PRINCETON – Next year, Germany will hold a federal election, and the new Bundestag will choose the country’s next chancellor. Whether or not Angela Merkel retains the role – at the moment, things are not looking good for her or her Christian Democratic Union (CDU) – one thing is certain: Germany’s chancellor will no longer be de facto Chancellor of Europe. That will profoundly change how Europe works – some of it for the better. But the disruption could be nasty.
It was not inevitable that a German chancellor would assert so much authority over the European Union. It was former Chancellor Helmut Kohl who made it so. After overseeing German unification in 1989-1990, he began to pursue what he viewed as his historical task of unifying Europe as well. Kohl led Europe, from agreement on the Maastricht Treaty in 1991 to critical decisions about the shape of the euro in 1998.

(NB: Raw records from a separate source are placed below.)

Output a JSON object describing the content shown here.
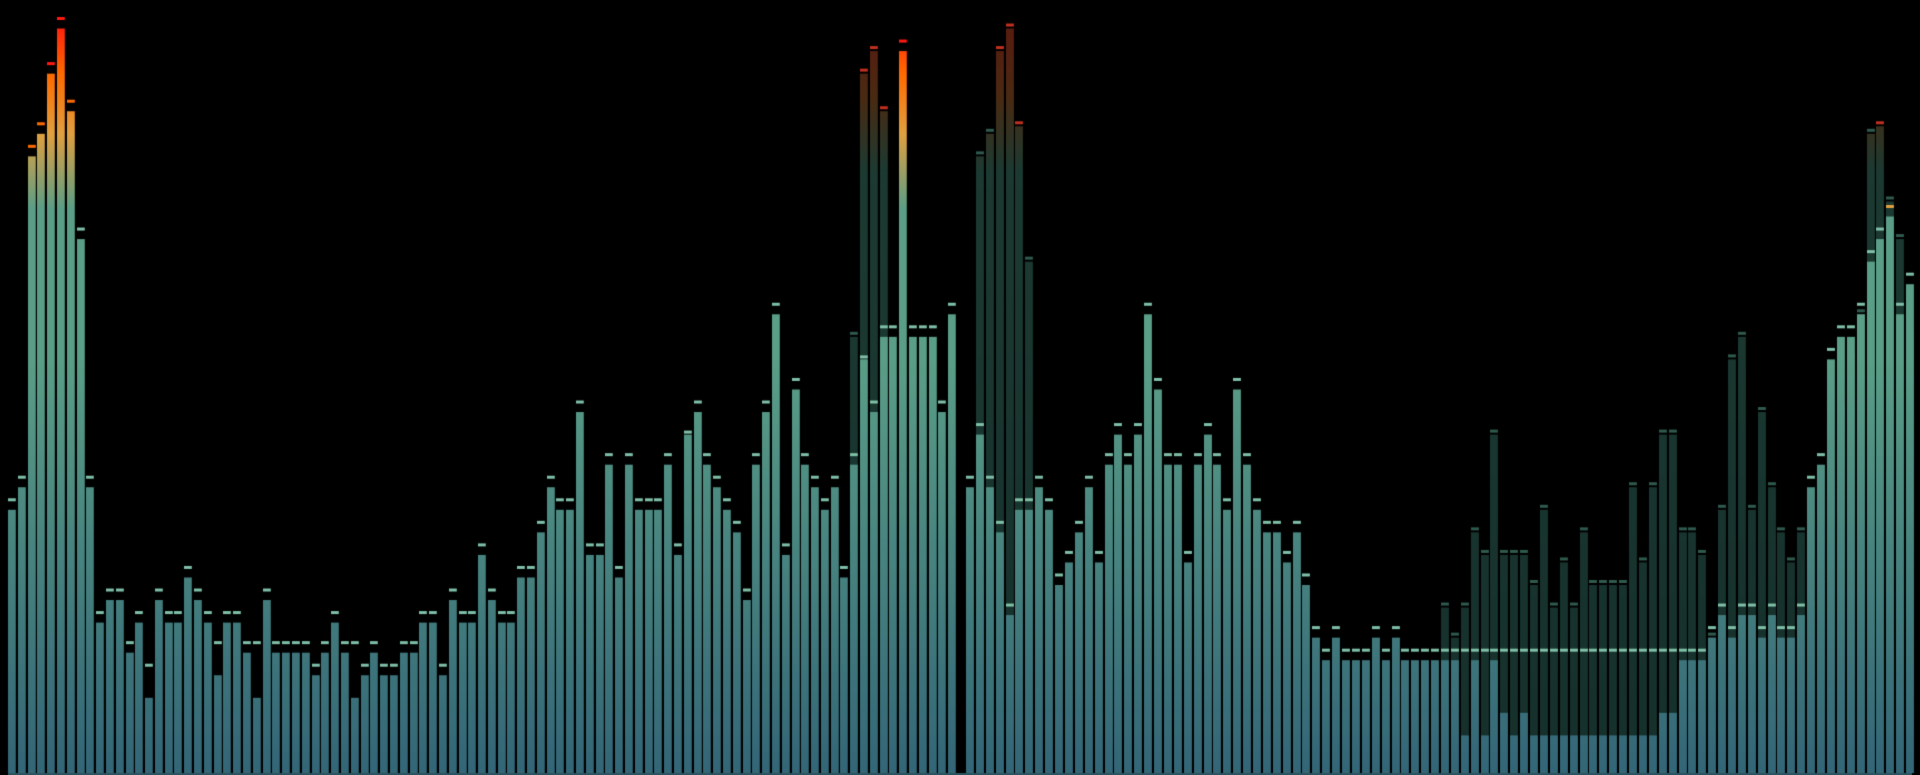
{
  "visualizer": {
    "type": "spectrum-analyzer-stereo",
    "channels": [
      {
        "name": "left",
        "levels": [
          0.35,
          0.38,
          0.82,
          0.85,
          0.93,
          0.99,
          0.88,
          0.71,
          0.38,
          0.2,
          0.23,
          0.23,
          0.16,
          0.2,
          0.1,
          0.23,
          0.2,
          0.2,
          0.26,
          0.23,
          0.2,
          0.13,
          0.2,
          0.2,
          0.16,
          0.1,
          0.23,
          0.16,
          0.16,
          0.16,
          0.16,
          0.13,
          0.16,
          0.2,
          0.16,
          0.1,
          0.13,
          0.16,
          0.13,
          0.13,
          0.16,
          0.16,
          0.2,
          0.2,
          0.13,
          0.23,
          0.2,
          0.2,
          0.29,
          0.23,
          0.2,
          0.2,
          0.26,
          0.26,
          0.32,
          0.38,
          0.35,
          0.35,
          0.48,
          0.29,
          0.29,
          0.41,
          0.26,
          0.41,
          0.35,
          0.35,
          0.35,
          0.41,
          0.29,
          0.45,
          0.48,
          0.41,
          0.38,
          0.35,
          0.32,
          0.23,
          0.41,
          0.48,
          0.61,
          0.29,
          0.51,
          0.41,
          0.38,
          0.35,
          0.38,
          0.26,
          0.41,
          0.55,
          0.48,
          0.58,
          0.58,
          0.96,
          0.58,
          0.58,
          0.58,
          0.48,
          0.61
        ],
        "peaks": [
          0.36,
          0.39,
          0.83,
          0.86,
          0.94,
          1.0,
          0.89,
          0.72,
          0.39,
          0.21,
          0.24,
          0.24,
          0.17,
          0.21,
          0.14,
          0.24,
          0.21,
          0.21,
          0.27,
          0.24,
          0.21,
          0.17,
          0.21,
          0.21,
          0.17,
          0.17,
          0.24,
          0.17,
          0.17,
          0.17,
          0.17,
          0.14,
          0.17,
          0.21,
          0.17,
          0.17,
          0.14,
          0.17,
          0.14,
          0.14,
          0.17,
          0.17,
          0.21,
          0.21,
          0.14,
          0.24,
          0.21,
          0.21,
          0.3,
          0.24,
          0.21,
          0.21,
          0.27,
          0.27,
          0.33,
          0.39,
          0.36,
          0.36,
          0.49,
          0.3,
          0.3,
          0.42,
          0.27,
          0.42,
          0.36,
          0.36,
          0.36,
          0.42,
          0.3,
          0.45,
          0.49,
          0.42,
          0.39,
          0.36,
          0.33,
          0.24,
          0.42,
          0.49,
          0.62,
          0.3,
          0.52,
          0.42,
          0.39,
          0.36,
          0.39,
          0.27,
          0.42,
          0.55,
          0.49,
          0.59,
          0.59,
          0.97,
          0.59,
          0.59,
          0.59,
          0.49,
          0.62
        ]
      },
      {
        "name": "right",
        "levels": [
          0.38,
          0.45,
          0.38,
          0.32,
          0.21,
          0.35,
          0.35,
          0.38,
          0.35,
          0.25,
          0.28,
          0.32,
          0.38,
          0.28,
          0.41,
          0.45,
          0.41,
          0.45,
          0.61,
          0.51,
          0.41,
          0.41,
          0.28,
          0.41,
          0.45,
          0.41,
          0.35,
          0.51,
          0.41,
          0.35,
          0.32,
          0.32,
          0.28,
          0.32,
          0.25,
          0.18,
          0.15,
          0.18,
          0.15,
          0.15,
          0.15,
          0.18,
          0.15,
          0.18,
          0.15,
          0.15,
          0.15,
          0.15,
          0.15,
          0.15,
          0.05,
          0.15,
          0.05,
          0.15,
          0.08,
          0.05,
          0.08,
          0.05,
          0.05,
          0.05,
          0.05,
          0.05,
          0.05,
          0.05,
          0.05,
          0.05,
          0.05,
          0.05,
          0.05,
          0.05,
          0.08,
          0.08,
          0.15,
          0.15,
          0.15,
          0.18,
          0.21,
          0.18,
          0.21,
          0.21,
          0.18,
          0.21,
          0.18,
          0.18,
          0.21,
          0.38,
          0.41,
          0.55,
          0.58,
          0.58,
          0.61,
          0.68,
          0.71,
          0.74,
          0.61,
          0.65
        ],
        "peaks": [
          0.39,
          0.46,
          0.39,
          0.33,
          0.22,
          0.36,
          0.36,
          0.39,
          0.36,
          0.26,
          0.29,
          0.33,
          0.39,
          0.29,
          0.42,
          0.46,
          0.42,
          0.46,
          0.62,
          0.52,
          0.42,
          0.42,
          0.29,
          0.42,
          0.46,
          0.42,
          0.36,
          0.52,
          0.42,
          0.36,
          0.33,
          0.33,
          0.29,
          0.33,
          0.26,
          0.19,
          0.16,
          0.19,
          0.16,
          0.16,
          0.16,
          0.19,
          0.16,
          0.19,
          0.16,
          0.16,
          0.16,
          0.16,
          0.16,
          0.16,
          0.16,
          0.16,
          0.16,
          0.16,
          0.16,
          0.16,
          0.16,
          0.16,
          0.16,
          0.16,
          0.16,
          0.16,
          0.16,
          0.16,
          0.16,
          0.16,
          0.16,
          0.16,
          0.16,
          0.16,
          0.16,
          0.16,
          0.16,
          0.16,
          0.16,
          0.19,
          0.22,
          0.19,
          0.22,
          0.22,
          0.19,
          0.22,
          0.19,
          0.19,
          0.22,
          0.39,
          0.42,
          0.56,
          0.59,
          0.59,
          0.62,
          0.69,
          0.72,
          0.75,
          0.62,
          0.66
        ]
      }
    ],
    "ghost_levels": {
      "left_tail": [
        0.0,
        0.0,
        0.0,
        0.0,
        0.0,
        0.0,
        0.0,
        0.0,
        0.0,
        0.0,
        0.0,
        0.0,
        0.0,
        0.0,
        0.0,
        0.0,
        0.0,
        0.0,
        0.0,
        0.0,
        0.0,
        0.0,
        0.0,
        0.0,
        0.0,
        0.0,
        0.0,
        0.0,
        0.0,
        0.0,
        0.0,
        0.0,
        0.0,
        0.0,
        0.0,
        0.0,
        0.0,
        0.0,
        0.0,
        0.0,
        0.0,
        0.0,
        0.0,
        0.0,
        0.0,
        0.0,
        0.0,
        0.0,
        0.0,
        0.0,
        0.0,
        0.0,
        0.0,
        0.0,
        0.0,
        0.0,
        0.0,
        0.0,
        0.0,
        0.0,
        0.0,
        0.0,
        0.0,
        0.0,
        0.0,
        0.0,
        0.0,
        0.0,
        0.0,
        0.0,
        0.0,
        0.0,
        0.0,
        0.0,
        0.0,
        0.0,
        0.0,
        0.0,
        0.0,
        0.0,
        0.0,
        0.0,
        0.0,
        0.0,
        0.0,
        0.0,
        0.58,
        0.93,
        0.96,
        0.88,
        0.0,
        0.0,
        0.0,
        0.0,
        0.0,
        0.0
      ],
      "right_tail": [
        0.0,
        0.82,
        0.85,
        0.96,
        0.99,
        0.86,
        0.68,
        0.0,
        0.0,
        0.0,
        0.0,
        0.0,
        0.0,
        0.0,
        0.0,
        0.0,
        0.0,
        0.0,
        0.0,
        0.0,
        0.0,
        0.0,
        0.0,
        0.0,
        0.0,
        0.0,
        0.0,
        0.0,
        0.0,
        0.0,
        0.0,
        0.0,
        0.0,
        0.0,
        0.0,
        0.0,
        0.0,
        0.0,
        0.0,
        0.0,
        0.0,
        0.0,
        0.0,
        0.0,
        0.0,
        0.0,
        0.0,
        0.0,
        0.22,
        0.18,
        0.22,
        0.32,
        0.29,
        0.45,
        0.29,
        0.29,
        0.29,
        0.25,
        0.35,
        0.22,
        0.28,
        0.22,
        0.32,
        0.25,
        0.25,
        0.25,
        0.25,
        0.38,
        0.28,
        0.38,
        0.45,
        0.45,
        0.32,
        0.32,
        0.29,
        0.18,
        0.35,
        0.55,
        0.58,
        0.35,
        0.48,
        0.38,
        0.32,
        0.28,
        0.32,
        0.22,
        0.25,
        0.38,
        0.48,
        0.55,
        0.61,
        0.85,
        0.86,
        0.76,
        0.71,
        0.58,
        0.58
      ]
    },
    "colors": {
      "background": "#000000",
      "bar_bottom": "#336677",
      "bar_mid": "#5a9e87",
      "bar_high": "#e0a040",
      "bar_hot": "#ff6a00",
      "bar_peak": "#ff1a10",
      "ghost": "#1f3d36",
      "peak_cap": "#7fc0a8"
    }
  }
}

The concept of a common European currency could have died many times during those years. Kohl’s close associate Wolfgang Schäuble, who is now Germany’s finance minister, asserted in 1994 that only five countries – not including Italy – were ready to adopt the single currency. But Kohl pushed on, insisting that Italy be included.
Kohl’s successor, Gerhard Schröder, took a very different approach. Lacking any personal memories of World War II, he – like a growing share of Germans at the time – was confident that Germany could rely on itself, without continually reaffirming its ties to Europe.